On January 22nd of this year, John Daniel Davidson, Senior Editor at The Federalist, delivered a talk on the topic of January 6th – the so-called insurrection that the media and the Left are still very much worked up about. Even Alexandria Ocasio-Cortez, who wasn’t even inside the main Capital building where the breach took place (she was the Cannon House Office Building), claimed she was almost killed by the “insurrectionists,” as if The Proud Boys had cornered her in a dark alley but Batman leaped into action and saved her just in the nick of time.
I maintain that Davidson’s opening remarks are very much worth reflecting on. Here they are:
Just hours after his inauguration on January 20, President Trump pardoned more than 1,500 people convicted of offenses related to the events of January 6, 2021. He commuted the sentences of fourteen additional people whose cases for a full pardon are still under review.
Earlier that morning, to less fanfare, President Biden had issued “preemptive pardons”—a type of presidential pardon with no historical precedent¬—to all the members and staff of the House Select Committee on January 6 and to all the U.S. Capitol and D.C. Metropolitan police officers who testified before that committee. [Why would President Biden do that?]
What could better illustrate that what happened at the U.S. Capitol on January 6 has become a political Rorschach test on which Americans remain deeply divided?

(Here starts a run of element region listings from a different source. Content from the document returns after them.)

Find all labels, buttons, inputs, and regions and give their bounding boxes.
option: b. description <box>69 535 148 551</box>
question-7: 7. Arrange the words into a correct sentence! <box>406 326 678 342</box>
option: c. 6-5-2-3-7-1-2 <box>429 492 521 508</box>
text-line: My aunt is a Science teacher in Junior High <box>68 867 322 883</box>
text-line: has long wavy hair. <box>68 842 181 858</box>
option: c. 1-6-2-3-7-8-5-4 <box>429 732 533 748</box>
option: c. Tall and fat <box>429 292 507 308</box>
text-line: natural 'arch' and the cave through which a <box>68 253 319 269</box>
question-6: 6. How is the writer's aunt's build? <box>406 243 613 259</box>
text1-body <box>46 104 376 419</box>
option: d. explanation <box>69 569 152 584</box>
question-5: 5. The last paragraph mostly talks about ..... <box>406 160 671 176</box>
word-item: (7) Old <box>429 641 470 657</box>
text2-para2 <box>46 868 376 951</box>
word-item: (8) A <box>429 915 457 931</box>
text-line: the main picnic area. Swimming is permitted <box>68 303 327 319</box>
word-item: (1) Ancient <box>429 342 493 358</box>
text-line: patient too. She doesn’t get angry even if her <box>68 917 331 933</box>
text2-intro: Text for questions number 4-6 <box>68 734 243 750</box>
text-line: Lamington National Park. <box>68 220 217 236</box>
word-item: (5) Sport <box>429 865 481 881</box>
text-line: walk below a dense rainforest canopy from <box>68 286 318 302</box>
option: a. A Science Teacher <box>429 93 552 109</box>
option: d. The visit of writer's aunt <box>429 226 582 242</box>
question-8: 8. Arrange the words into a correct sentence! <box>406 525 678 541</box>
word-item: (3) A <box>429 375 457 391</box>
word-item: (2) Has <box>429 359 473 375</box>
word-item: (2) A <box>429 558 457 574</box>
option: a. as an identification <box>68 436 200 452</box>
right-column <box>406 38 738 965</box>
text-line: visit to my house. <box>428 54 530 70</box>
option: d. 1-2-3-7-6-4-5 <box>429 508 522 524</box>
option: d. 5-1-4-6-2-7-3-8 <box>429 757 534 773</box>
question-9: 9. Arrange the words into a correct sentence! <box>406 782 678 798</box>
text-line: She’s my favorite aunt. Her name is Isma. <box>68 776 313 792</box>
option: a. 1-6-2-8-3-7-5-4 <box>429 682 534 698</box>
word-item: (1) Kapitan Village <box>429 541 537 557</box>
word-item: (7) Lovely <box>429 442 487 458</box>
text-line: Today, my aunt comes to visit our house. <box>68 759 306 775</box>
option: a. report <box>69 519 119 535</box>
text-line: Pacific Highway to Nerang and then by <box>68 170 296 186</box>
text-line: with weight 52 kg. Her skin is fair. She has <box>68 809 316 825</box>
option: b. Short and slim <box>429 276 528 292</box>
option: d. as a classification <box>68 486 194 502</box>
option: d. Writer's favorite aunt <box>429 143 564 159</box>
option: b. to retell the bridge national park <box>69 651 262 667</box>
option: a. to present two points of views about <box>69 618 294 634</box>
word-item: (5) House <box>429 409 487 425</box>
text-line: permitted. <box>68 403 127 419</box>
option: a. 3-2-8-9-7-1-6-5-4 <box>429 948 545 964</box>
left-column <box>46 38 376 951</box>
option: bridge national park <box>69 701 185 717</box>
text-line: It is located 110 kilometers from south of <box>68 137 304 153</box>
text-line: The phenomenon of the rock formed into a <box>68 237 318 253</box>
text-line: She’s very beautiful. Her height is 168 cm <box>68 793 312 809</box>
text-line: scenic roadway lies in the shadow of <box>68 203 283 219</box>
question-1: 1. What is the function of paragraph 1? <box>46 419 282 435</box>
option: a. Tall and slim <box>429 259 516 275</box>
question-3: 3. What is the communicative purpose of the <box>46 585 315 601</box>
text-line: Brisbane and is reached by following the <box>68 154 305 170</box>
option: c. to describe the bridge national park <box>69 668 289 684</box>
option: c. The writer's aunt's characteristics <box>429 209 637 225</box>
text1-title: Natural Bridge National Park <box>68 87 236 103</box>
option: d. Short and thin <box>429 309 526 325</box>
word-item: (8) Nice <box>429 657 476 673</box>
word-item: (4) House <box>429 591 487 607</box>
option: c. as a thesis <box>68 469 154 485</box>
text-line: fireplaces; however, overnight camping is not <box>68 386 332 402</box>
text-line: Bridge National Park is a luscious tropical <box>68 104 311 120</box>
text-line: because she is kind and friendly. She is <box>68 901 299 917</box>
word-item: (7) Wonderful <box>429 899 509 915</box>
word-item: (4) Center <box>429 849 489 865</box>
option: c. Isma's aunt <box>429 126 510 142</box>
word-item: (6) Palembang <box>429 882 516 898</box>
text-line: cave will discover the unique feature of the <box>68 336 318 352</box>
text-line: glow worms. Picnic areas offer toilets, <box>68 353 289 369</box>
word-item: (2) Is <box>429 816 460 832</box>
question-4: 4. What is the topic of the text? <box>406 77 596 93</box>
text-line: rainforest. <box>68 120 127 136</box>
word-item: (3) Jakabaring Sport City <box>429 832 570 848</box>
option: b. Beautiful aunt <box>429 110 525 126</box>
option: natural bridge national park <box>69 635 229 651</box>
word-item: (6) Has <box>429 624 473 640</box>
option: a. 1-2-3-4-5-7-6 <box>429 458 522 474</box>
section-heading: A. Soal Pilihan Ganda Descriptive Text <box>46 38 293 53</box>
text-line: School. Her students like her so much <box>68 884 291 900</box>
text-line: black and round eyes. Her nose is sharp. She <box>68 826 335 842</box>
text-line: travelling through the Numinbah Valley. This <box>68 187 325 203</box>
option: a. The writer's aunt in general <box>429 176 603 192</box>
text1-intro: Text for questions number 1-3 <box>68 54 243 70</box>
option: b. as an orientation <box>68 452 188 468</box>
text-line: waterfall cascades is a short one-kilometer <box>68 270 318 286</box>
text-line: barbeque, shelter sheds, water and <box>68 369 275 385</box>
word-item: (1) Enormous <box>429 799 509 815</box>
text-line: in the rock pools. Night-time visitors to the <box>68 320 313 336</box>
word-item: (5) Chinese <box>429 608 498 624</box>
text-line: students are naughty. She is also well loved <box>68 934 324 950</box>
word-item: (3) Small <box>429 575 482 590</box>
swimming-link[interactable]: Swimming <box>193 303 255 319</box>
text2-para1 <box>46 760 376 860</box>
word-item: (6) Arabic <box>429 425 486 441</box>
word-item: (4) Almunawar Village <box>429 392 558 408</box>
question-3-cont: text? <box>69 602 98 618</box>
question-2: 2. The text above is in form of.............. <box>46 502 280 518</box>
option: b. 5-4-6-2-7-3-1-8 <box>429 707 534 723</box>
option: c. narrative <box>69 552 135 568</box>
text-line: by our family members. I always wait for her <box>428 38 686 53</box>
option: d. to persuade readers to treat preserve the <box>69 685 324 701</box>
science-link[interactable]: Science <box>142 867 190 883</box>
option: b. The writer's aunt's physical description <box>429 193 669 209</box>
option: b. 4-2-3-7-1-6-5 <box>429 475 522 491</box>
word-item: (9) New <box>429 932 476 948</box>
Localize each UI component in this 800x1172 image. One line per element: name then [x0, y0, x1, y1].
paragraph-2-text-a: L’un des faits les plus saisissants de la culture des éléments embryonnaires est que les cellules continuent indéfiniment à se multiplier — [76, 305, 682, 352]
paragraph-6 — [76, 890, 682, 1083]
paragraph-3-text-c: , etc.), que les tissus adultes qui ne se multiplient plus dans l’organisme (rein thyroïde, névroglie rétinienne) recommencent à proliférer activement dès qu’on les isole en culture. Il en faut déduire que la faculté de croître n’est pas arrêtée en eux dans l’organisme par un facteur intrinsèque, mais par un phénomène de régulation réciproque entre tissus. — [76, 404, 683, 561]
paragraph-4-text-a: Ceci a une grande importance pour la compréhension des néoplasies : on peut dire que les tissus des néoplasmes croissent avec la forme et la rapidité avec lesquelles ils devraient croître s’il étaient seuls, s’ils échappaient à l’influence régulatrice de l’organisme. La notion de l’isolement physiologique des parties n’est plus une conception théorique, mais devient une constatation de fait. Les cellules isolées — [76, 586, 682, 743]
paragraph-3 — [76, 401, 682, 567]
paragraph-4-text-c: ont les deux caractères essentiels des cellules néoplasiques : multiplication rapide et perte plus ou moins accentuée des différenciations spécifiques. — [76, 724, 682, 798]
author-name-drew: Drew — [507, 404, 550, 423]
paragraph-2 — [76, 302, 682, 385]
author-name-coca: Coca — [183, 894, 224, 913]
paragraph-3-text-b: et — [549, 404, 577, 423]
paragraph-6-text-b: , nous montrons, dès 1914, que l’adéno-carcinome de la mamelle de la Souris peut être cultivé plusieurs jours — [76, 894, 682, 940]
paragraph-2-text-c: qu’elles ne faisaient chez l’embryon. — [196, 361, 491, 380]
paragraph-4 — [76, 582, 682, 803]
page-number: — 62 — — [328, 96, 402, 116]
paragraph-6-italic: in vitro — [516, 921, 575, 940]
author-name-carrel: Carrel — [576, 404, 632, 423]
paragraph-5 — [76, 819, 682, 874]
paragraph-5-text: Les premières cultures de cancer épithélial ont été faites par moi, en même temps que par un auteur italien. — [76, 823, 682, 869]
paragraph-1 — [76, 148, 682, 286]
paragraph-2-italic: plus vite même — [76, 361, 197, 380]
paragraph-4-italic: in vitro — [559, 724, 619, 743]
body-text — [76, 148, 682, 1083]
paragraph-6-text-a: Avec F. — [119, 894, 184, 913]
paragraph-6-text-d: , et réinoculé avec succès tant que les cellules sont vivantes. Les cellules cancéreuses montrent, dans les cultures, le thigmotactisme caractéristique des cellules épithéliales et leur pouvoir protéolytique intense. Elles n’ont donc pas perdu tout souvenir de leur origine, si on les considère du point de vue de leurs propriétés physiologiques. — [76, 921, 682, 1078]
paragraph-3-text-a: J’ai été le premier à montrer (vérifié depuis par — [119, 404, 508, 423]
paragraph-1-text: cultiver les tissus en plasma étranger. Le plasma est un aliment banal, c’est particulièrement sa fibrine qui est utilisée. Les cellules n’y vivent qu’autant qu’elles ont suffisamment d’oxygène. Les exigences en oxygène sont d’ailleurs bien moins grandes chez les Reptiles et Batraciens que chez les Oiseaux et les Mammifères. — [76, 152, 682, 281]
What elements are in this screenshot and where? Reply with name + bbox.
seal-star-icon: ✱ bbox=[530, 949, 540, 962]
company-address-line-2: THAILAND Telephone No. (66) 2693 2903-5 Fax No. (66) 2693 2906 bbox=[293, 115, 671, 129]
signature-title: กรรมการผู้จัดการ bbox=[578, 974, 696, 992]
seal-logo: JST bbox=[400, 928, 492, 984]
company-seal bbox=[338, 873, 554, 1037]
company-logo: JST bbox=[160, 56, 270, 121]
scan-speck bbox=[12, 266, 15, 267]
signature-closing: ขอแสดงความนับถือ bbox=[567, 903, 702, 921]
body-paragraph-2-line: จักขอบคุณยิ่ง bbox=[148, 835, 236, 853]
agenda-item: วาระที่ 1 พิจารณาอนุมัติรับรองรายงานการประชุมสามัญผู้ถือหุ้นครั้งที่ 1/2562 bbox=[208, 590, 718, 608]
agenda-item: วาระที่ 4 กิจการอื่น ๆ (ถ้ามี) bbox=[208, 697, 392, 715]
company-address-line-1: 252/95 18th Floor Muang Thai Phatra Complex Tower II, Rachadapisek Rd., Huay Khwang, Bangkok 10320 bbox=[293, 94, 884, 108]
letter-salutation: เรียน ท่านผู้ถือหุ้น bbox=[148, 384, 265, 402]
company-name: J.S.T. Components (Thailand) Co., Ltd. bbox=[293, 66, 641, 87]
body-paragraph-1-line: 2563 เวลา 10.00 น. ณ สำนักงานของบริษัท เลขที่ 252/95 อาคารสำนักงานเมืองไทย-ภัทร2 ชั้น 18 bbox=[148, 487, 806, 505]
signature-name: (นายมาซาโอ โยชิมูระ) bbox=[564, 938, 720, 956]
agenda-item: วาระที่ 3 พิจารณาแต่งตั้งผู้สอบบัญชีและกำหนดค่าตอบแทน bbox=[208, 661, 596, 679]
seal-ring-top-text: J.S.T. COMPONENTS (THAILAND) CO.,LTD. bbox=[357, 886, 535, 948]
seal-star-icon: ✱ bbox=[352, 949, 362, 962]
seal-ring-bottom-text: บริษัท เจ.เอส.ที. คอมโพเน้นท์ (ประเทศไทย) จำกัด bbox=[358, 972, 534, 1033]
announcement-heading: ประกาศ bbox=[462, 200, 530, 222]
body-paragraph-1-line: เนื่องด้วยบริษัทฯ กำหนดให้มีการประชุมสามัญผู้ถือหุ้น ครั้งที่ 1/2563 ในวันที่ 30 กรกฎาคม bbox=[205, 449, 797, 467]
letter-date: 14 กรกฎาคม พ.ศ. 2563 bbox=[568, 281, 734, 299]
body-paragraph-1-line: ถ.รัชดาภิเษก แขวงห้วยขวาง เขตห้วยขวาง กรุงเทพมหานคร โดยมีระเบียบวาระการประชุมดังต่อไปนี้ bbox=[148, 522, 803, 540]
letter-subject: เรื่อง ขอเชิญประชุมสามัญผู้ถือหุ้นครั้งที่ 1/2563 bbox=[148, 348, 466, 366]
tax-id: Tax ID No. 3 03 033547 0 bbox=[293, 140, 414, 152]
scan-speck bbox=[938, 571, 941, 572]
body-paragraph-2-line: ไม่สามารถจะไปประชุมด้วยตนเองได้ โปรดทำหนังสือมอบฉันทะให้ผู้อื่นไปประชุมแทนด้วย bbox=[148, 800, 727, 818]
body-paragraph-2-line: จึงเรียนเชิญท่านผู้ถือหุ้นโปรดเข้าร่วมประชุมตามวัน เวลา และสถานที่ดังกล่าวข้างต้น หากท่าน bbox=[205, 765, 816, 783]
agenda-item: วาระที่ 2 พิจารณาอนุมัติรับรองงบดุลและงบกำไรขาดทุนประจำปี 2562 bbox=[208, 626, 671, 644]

Partisans on the Left accept the official narrative of the Democrats and the corporate press, believing that January 6 amounted to an insurrection and a violent attempt to overturn the results of the 2020 election.
Partisans on the Right believe that however bad the events of that day were, the federal government’s reaction has been even worse, amounting to a weaponization of the Department of Justice to criminalize certain political views.
Many ordinary Americans are left wondering what to believe. With those Americans in mind, it is helpful to sift through what we have learned about January 6 over the past four years—and to note the things that we still don’t know.
With that, Davidson deftly sifts through the known and the unknown. I will give a summation below.
Here is what we know:
Why did Democrat congressional leaders turn down repeated offers of National Guard troops to protect the Capitol that day?
Why was security so lax outside the Capitol despite expectations of a large demonstration?
How many FBI informants and other undercover federal law enforcement officials were in the crowd?
What communication did the FBI or FBI informants have with protest organizers ahead of the event?
Why wasn’t then-Capitol Police Chief Steven Sund told there were federal informants in the crowd?
Why did the U.S. Capitol Police open the doors and allow demonstrators into the building, and even escort some of them through the building with no effort to stop them?
Why did federal law enforcement authorities demand cell phone location data for the thousands of people who were outside the Capitol but broke no laws?
Defenders of the official narrative accuse those who ask such questions of being conspiracists. But until those questions are answered, our understanding of January 6—no matter our political leanings—will be incomplete.
And that, my friends, is the latest elephant in the room.